Molecule of the Month
Dutasteride
In spite of the promise of 5alpha-reductase
inhibitors for benign prostatic hyperplasia (BPH), only one
compound to date has reached the market: Merck & Co.'s
finasteride (Proscar). However, as a selective type 1 isozyme
inhibitor, finasteride has proved only moderately effective in
treating BPH and more potent compounds are clearly needed.
Dutasteride (GI-198745) is a dual inhibitor of
5alpha-reductase type 1 and 2 isozymes which appears to be
suitable for use alone or in combination with
alpha1-adrenoceptor antagonists for the treatment of BPH and
associated symptoms. Glaxo Wellcome is conducting phase III
trials of the compound, with plans to file for regulatory
approval in the U.S. and Europe this year.
In a randomized, double-blind, parallel
group 4-week study, dutasteride (40 mg loading dose then 0.1,
0.5, 2.5 and 2.5 mg/day) was shown to more potently suppress
dihydrotestosterone (DHT) as compared to finasteride (5 mg/d)
in 53 subjects with benign prostatic hyperplasia. DHT was
dose-dependently suppressed in dutasteride-treated subjects
with a maximum suppression of 95% occurring with the 5 mg
dose; 0.5 mg, the lowest maximally effective dose, decreased
DHT levels by 90% at 4 weeks and by 94% at 24 weeks, while
finasteride only suppressed levels by 67 and 76%,
respectively. Although testosterone levels increased (9-27%)

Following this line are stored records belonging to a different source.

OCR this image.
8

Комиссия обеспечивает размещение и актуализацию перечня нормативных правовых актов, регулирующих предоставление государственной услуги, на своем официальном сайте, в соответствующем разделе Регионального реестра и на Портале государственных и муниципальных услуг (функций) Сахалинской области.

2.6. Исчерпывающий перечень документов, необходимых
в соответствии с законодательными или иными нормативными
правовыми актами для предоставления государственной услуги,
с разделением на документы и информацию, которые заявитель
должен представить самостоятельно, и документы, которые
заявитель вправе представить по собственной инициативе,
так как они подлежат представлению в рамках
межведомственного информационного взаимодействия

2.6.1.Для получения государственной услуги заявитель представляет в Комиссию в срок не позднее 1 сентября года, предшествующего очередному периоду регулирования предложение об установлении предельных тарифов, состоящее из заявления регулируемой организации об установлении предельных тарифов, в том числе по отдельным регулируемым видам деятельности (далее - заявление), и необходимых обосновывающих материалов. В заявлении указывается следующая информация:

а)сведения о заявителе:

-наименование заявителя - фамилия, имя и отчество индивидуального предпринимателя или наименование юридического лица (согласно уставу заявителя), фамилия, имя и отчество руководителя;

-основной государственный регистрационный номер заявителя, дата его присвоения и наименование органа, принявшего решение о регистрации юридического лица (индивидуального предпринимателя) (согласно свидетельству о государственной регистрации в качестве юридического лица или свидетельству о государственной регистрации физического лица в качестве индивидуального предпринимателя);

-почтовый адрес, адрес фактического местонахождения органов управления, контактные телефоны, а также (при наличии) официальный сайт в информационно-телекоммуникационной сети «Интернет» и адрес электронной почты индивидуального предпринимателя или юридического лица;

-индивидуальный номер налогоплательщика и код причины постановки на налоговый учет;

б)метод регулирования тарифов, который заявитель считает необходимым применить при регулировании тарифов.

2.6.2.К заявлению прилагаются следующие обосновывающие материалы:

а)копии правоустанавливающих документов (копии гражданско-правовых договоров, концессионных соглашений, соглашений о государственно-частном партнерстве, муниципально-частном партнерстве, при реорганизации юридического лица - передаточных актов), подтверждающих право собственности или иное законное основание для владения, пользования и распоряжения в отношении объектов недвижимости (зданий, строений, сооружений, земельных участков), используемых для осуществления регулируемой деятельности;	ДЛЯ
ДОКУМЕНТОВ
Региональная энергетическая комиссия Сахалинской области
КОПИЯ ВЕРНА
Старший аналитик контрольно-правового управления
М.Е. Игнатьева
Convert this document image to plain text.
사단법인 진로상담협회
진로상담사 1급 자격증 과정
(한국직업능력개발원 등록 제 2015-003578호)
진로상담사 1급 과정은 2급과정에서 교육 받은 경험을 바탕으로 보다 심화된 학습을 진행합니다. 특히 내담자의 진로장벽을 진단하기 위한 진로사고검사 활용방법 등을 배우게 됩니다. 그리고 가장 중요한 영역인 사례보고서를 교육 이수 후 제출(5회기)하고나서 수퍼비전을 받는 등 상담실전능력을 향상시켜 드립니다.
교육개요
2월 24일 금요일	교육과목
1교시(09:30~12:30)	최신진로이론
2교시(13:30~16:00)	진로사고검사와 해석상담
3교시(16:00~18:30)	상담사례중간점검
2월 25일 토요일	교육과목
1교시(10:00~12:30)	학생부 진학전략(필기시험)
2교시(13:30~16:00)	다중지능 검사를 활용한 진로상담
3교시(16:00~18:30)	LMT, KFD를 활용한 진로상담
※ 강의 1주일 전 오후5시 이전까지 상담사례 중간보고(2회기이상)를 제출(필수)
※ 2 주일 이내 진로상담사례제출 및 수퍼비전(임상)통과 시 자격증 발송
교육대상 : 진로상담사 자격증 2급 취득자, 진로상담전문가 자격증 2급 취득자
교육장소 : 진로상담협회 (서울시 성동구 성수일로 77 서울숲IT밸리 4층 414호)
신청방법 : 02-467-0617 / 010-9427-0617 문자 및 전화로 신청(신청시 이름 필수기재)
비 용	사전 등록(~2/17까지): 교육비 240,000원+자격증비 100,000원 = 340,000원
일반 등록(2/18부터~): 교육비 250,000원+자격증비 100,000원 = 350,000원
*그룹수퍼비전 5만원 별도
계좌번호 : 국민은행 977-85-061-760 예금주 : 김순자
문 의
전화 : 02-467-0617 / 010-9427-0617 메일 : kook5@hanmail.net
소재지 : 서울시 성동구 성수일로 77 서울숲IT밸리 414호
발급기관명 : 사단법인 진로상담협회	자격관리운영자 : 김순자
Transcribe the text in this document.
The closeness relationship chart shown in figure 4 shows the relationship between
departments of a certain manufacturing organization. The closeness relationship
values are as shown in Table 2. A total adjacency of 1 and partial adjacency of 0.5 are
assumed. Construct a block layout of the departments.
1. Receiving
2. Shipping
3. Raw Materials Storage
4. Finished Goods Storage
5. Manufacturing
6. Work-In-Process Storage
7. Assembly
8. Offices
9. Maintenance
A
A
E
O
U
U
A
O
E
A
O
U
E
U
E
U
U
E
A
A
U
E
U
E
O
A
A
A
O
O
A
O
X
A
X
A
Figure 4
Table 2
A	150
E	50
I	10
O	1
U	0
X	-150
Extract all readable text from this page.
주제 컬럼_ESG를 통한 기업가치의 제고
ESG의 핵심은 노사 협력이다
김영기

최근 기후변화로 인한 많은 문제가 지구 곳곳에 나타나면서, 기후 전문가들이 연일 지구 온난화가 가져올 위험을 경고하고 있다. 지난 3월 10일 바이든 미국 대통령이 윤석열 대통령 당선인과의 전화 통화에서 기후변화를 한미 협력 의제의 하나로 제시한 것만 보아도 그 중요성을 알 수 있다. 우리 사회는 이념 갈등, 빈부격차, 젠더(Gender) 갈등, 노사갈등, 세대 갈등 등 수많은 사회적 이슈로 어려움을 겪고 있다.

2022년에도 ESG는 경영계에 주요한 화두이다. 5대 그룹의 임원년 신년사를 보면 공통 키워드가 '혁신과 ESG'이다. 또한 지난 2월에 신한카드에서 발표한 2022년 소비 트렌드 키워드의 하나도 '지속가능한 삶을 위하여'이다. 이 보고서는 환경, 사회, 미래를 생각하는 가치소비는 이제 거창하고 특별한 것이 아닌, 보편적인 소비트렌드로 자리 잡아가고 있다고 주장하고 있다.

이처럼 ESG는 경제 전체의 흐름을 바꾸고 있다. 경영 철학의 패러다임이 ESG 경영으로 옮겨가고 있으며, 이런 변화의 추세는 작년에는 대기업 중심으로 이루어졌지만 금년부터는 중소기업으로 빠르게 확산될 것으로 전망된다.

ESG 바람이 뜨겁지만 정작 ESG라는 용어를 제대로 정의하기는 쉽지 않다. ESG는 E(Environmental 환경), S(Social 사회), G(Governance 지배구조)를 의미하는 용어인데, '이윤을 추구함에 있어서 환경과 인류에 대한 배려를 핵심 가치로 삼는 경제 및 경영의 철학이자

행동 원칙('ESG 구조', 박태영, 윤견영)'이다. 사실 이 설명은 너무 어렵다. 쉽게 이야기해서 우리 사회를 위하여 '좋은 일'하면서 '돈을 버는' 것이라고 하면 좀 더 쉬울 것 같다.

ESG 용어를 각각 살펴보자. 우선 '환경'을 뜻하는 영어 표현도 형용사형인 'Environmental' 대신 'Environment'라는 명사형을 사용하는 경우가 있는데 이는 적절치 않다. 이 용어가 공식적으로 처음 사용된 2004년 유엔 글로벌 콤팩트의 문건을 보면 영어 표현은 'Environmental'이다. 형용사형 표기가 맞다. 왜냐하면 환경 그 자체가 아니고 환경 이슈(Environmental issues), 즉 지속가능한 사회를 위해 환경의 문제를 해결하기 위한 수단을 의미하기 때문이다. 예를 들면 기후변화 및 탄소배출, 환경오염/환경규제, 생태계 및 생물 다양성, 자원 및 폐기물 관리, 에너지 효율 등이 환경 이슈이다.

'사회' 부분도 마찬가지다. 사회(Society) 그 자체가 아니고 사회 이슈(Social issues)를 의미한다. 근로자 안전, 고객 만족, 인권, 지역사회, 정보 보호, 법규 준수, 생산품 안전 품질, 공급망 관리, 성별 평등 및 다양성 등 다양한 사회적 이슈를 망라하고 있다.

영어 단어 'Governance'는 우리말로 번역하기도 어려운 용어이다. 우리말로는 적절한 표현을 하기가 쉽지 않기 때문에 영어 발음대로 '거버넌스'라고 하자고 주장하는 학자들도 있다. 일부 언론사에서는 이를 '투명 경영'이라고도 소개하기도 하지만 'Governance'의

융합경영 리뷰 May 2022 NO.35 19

with DHT suppression with both agents, levels were considered
normal. Similar incidence of adverse effects was observed for
placebo and both treatment groups although decreased libido
was observed in subjects given 5 mg finasteride or dutasteride.
In an open-label, crossover study presented
this summer to the American Urology Association, 38 healthy
male subjects were given the alpha-blocker tamsulosin (0.4
mg/day) or terazosin (titrated up to 10 mg/day) for 14 days,
followed by 7-day washout and subsequent treatment with
dutasteride (0.5 mg/day following a 40-mg loading dose) for 21
days, followed finally by a 14-day treatment with the
combination of dutasteride plus tamoxifen or terazosin. The
results showed no significant drug interactions as regards
pharmacokinetics. In addition, the incidence of adverse events
of headache, dizziness, musculoskeletal pain, orthostasis,
nausea and emesis was lower when dutasteride was
coadministered with tamoxifen (18% vs. 29%) or terazosin (35%
vs. 67%) compared to either drug alone.